Fokus

Eines Tages ritt ein König durch sein Reich und kam in eine Gegend, die er noch nie zuvor besucht hatte. Als er sich umsah, bemerkte er einen Pfeil, der perfekt in der Mitte einer auf einen Baum gemalten Zielscheibe steckte. Ein Volltreffer, dachte er beeindruckt. Als er weiterritt, sah er noch einen Pfeil, ebenfalls genau in der Mitte einer Zielscheibe. Dann noch einen, und noch einen. „Das muss das Werk eines außergewöhnlichen Schützen sein!“, sagte der König zu sich selbst. „Jemand, der sich so konzentrieren kann, muss jahrelang trainiert haben. Diesen Meister der Disziplin muss ich kennenlernen.“ Er ritt ins nahegelegene Dorf und fragte einen Mann: „Wer hat diese Pfeile so perfekt geschossen? Ich möchte diesen unglaublichen Schützen treffen.“ Der Mann lächelte und zeigte auf ein Haus im Dorf.Der König schickte einen Diener, um an die Tür zu klopfen.Als ein Mann öffnete, fragte der König: „Bist du derjenige, der diese Pfeile geschossen hat?“ Der Mann verneigte sich und sagte: „Verzeiht, Majestät. Wenn ich ein Gesetz gebrochen habe, übernehme ich die volle Verantwortung.“ Der König war überrascht: „Ganz und gar nicht! Im Gegenteil ich bewundere eure Fähigkeit zutiefst. Immer die Mitte zu treffen, zeigt unglaublichen Fokus. Ihr habt meinen ganzen Respekt.“ Erleichtert und lächelnd sagte der Mann: „Mit allem Respekt, mein König, das war nicht ich.
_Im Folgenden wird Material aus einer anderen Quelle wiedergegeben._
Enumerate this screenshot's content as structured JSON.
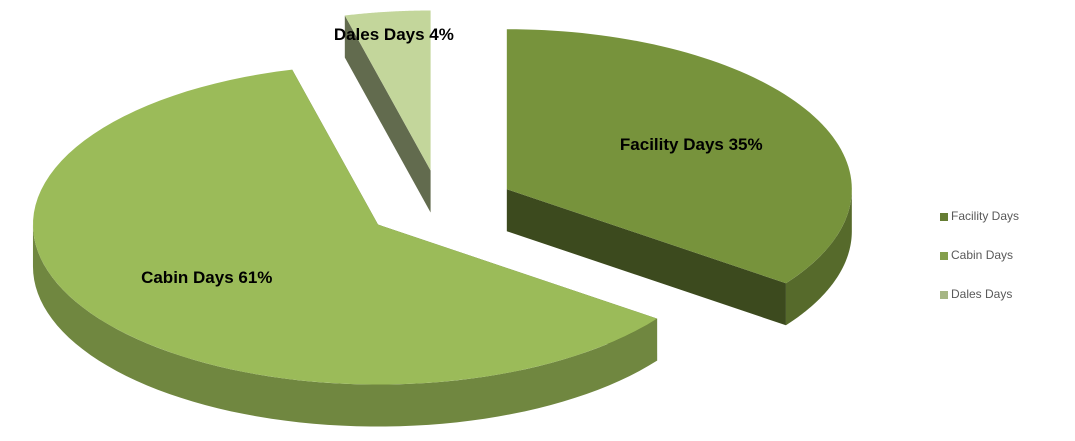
{
  "chart_data": {
    "type": "pie",
    "categories": [
      "Facility Days",
      "Cabin Days",
      "Dales Days"
    ],
    "values": [
      35,
      61,
      4
    ],
    "value_labels": [
      "Facility Days 35%",
      "Cabin Days 61%",
      "Dales Days 4%"
    ],
    "colors": [
      "#77933c",
      "#9bbb59",
      "#c3d69b"
    ],
    "legend": "right"
  }
}
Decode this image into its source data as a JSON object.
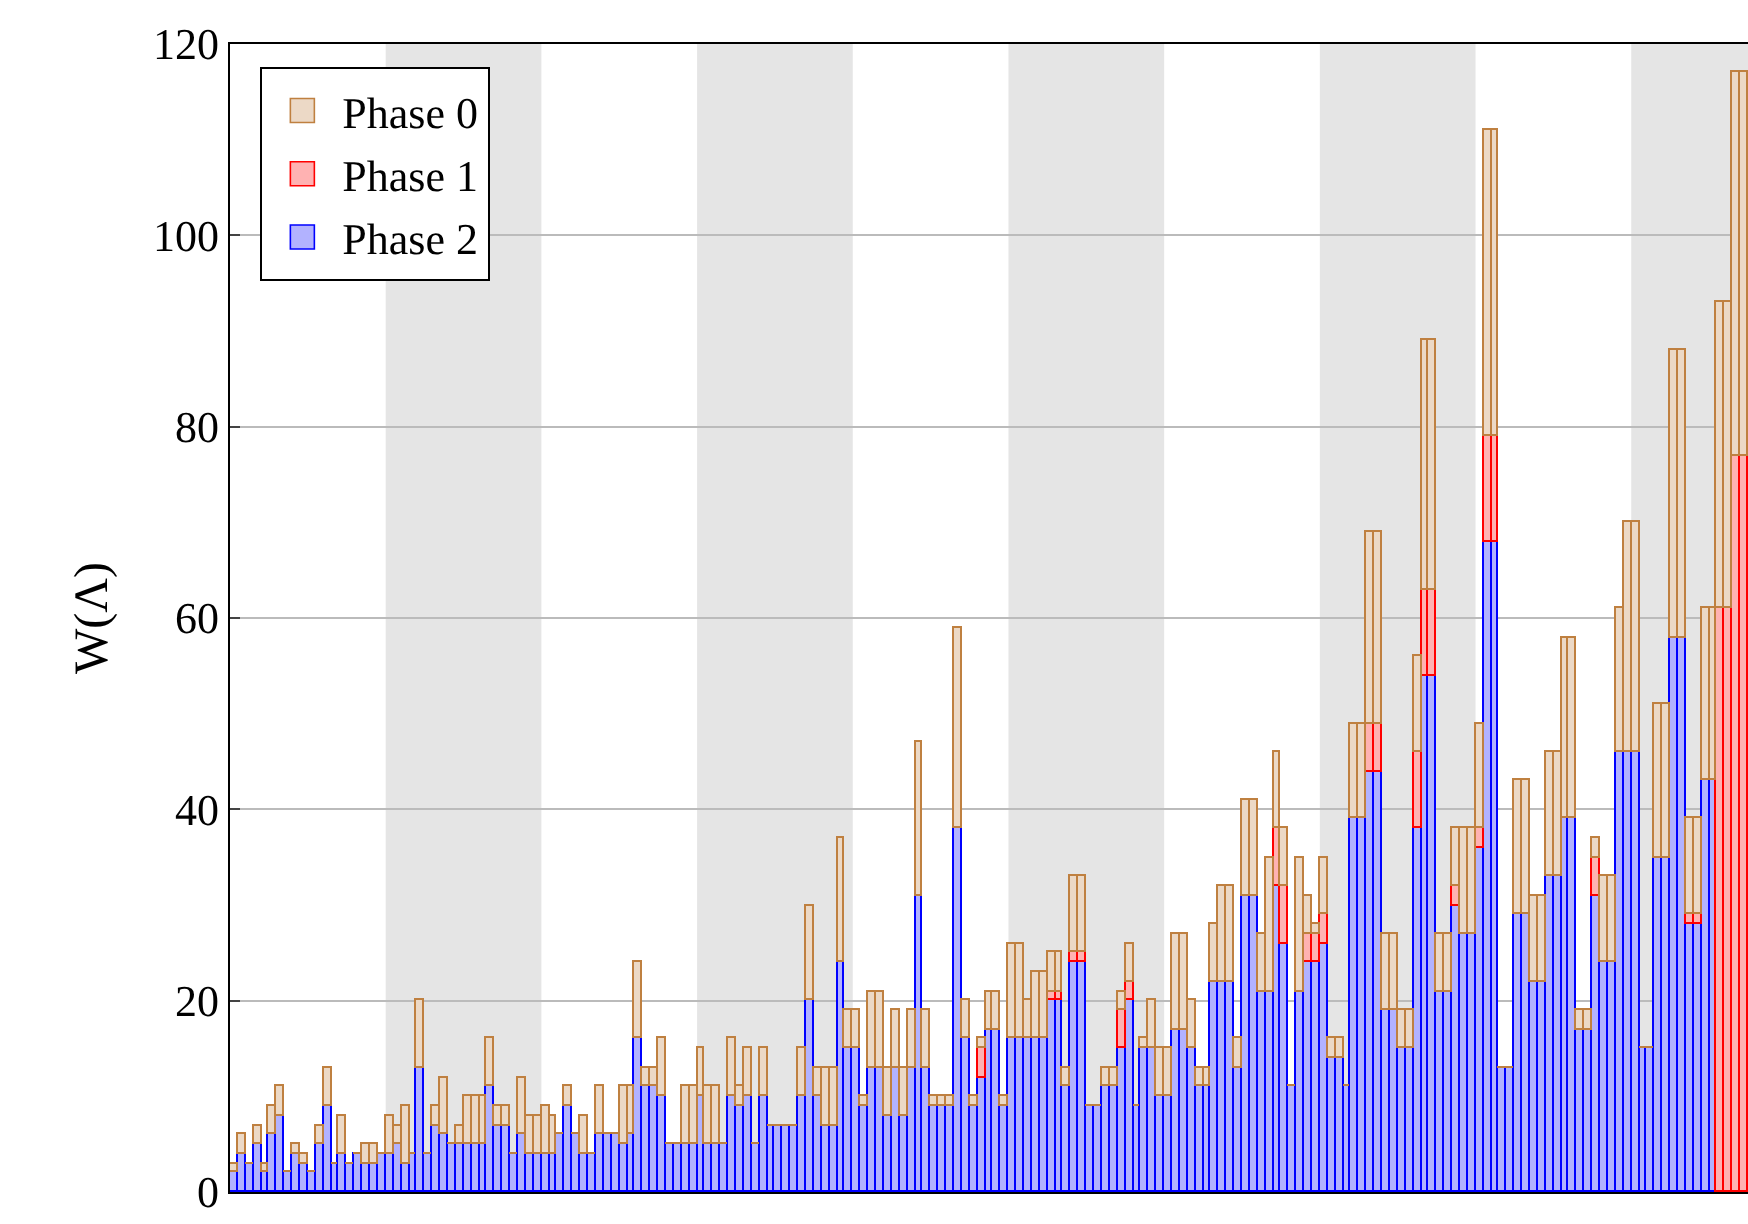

Es war meine zehnjährige Tochter.“ Er schob sanft ein schüchternes Mädchen nach vorne, das sich hinter ihm versteckt hatte. Der König war erstaunt: „Du hast das gemacht?“, fragte er. „Wie hast du es geschafft, jedes Mal ins Schwarze zu treffen?“ Verlegen antwortete das Mädchen leise: „Ich schieße einfach Pfeile aufs Geratewohl. Und wenn einer einen Baum trifft, male ich eine Zielscheibe drum herum... Aber ich verspreche, ich mache das nicht wieder.“

Denkanstoß
Wahre Meisterschaft zeigt sich nicht durch Titel, Worte oder perfekte Ergebnisse, sondern durch innere Haltung, Disziplin und Bescheidenheit. Lass dich nicht von einem „perfekten Volltreffer“ blenden vielleicht wurde das Ziel erst nachträglich gemalt. Ein wahrer Schüler oder Lehrer erkennt die stille Stärke, die keine Anerkennung braucht. Suche nach Echtheit und Demut statt nach äußerem Glanz.